2値化閾値設定の決定及び反復改善についてのアルゴリズムが開示されている。グレイスケールピクセル強度を「白黒」表示に変換する画像分析の類似のステップでそうであるように、2値化は、2つのサブセットのうちの一方に、標準化アッセイ信号強度を割り当てる。考慮されている1セットのサンプルについての標準化信号強度の分布が、よく分離されたピークを特徴とする二峰性の形状を有する限り、問題ない:次いで、結果に影響することなく、この2つのピーク間のほとんどどこにでも閾値を設けることが出来る;図2Aは、二峰性のヒストグラムに相当する。しかしながら、別のケースでは、分離ピークが明確に分離していない場合、2値化は、不確実又は潜在的な誤りの源となる:一方又は他方のサブセットへの特異的強度値の割当は、閾値の正確な割当に敏感に依存する;図2Bはこのような場合に相当する。

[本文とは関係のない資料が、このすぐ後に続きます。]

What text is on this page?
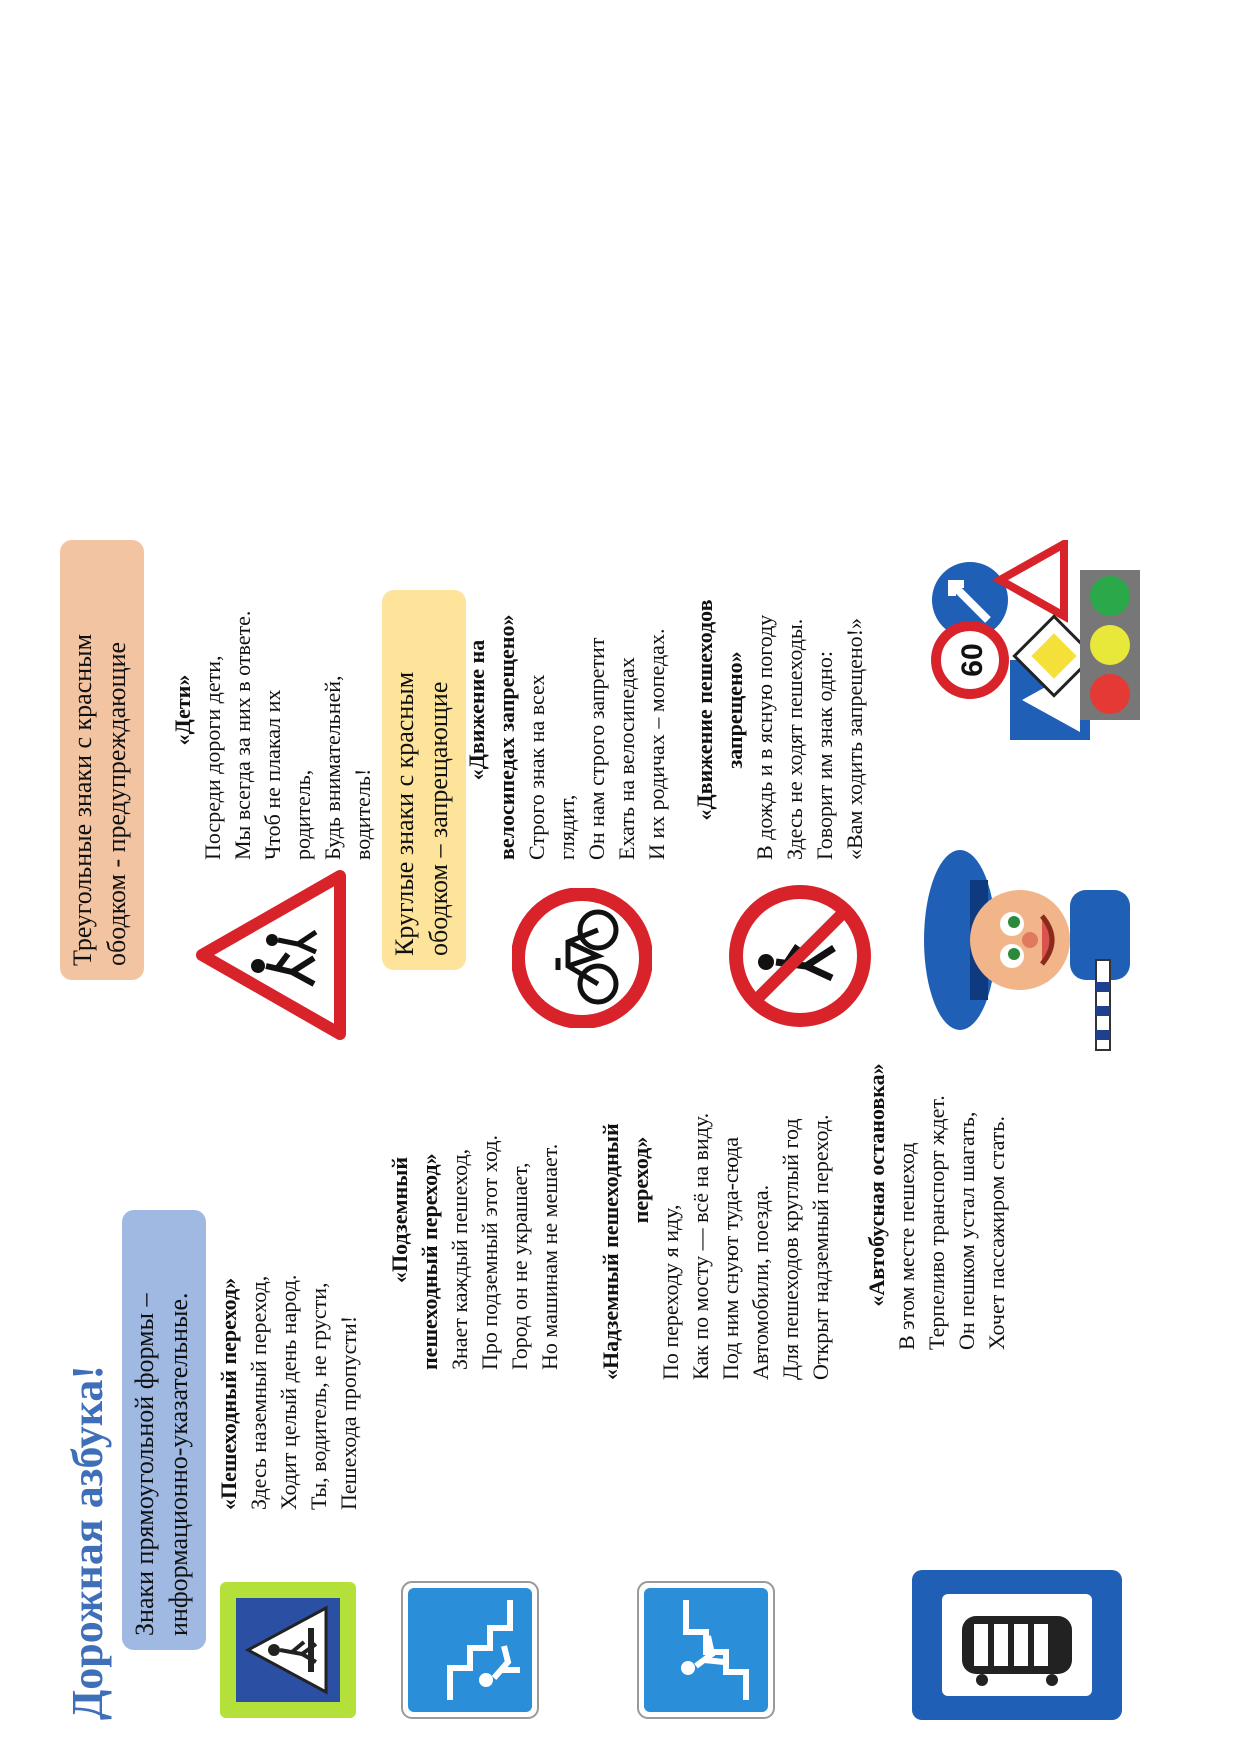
Дорожная азбука! Знаки прямоугольной формы – информационно-указательные.	«Пешеходный переход» Здесь наземный переход, Ходит целый день народ. Ты, водитель, не грусти, Пешехода пропусти!
«Подземный пешеходный переход» Знает каждый пешеход, Про подземный этот ход. Город он не украшает, Но машинам не мешает. «Надземный пешеходный переход»
По переходу я иду, Как по мосту — всё на виду. Под ним снуют туда-сюда Автомобили, поезда. Для пешеходов круглый год Открыт надземный переход. «Автобусная остановка» В этом месте пешеход Терпеливо транспорт ждет. Он пешком устал шагать, Хочет пассажиром стать.
Треугольные знаки с красным ободком - предупреждающие	Круглые знаки с красным ободком – запрещающие
«Дети» Посреди дороги дети, Мы всегда за них в ответе. Чтоб не плакал их родитель, Будь внимательней, водитель!
«Движение на велосипедах запрещено» Строго знак на всех глядит, Он нам строго запретит Ехать на велосипедах И их родичах – мопедах. «Движение пешеходов запрещено» В дождь и в ясную погоду Здесь не ходят пешеходы. Говорит им знак одно: «Вам ходить запрещено!»	60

開始閾値の設定は、基準又は「トレーニングセット」の分析に基づく。好ましくは、基準サンプルを、対象サンプル群の特徴:例えば、広く用いられている対立遺伝子の組み合わせ及びハプロタイプの発生の頻度を反映するように選択される。このような情報は、対立遺伝子割当のような付加的な制約を提供することが出来る。サンプル母集団統計の自動収集及び統計的分析の方法は、以下に詳しく説明されている。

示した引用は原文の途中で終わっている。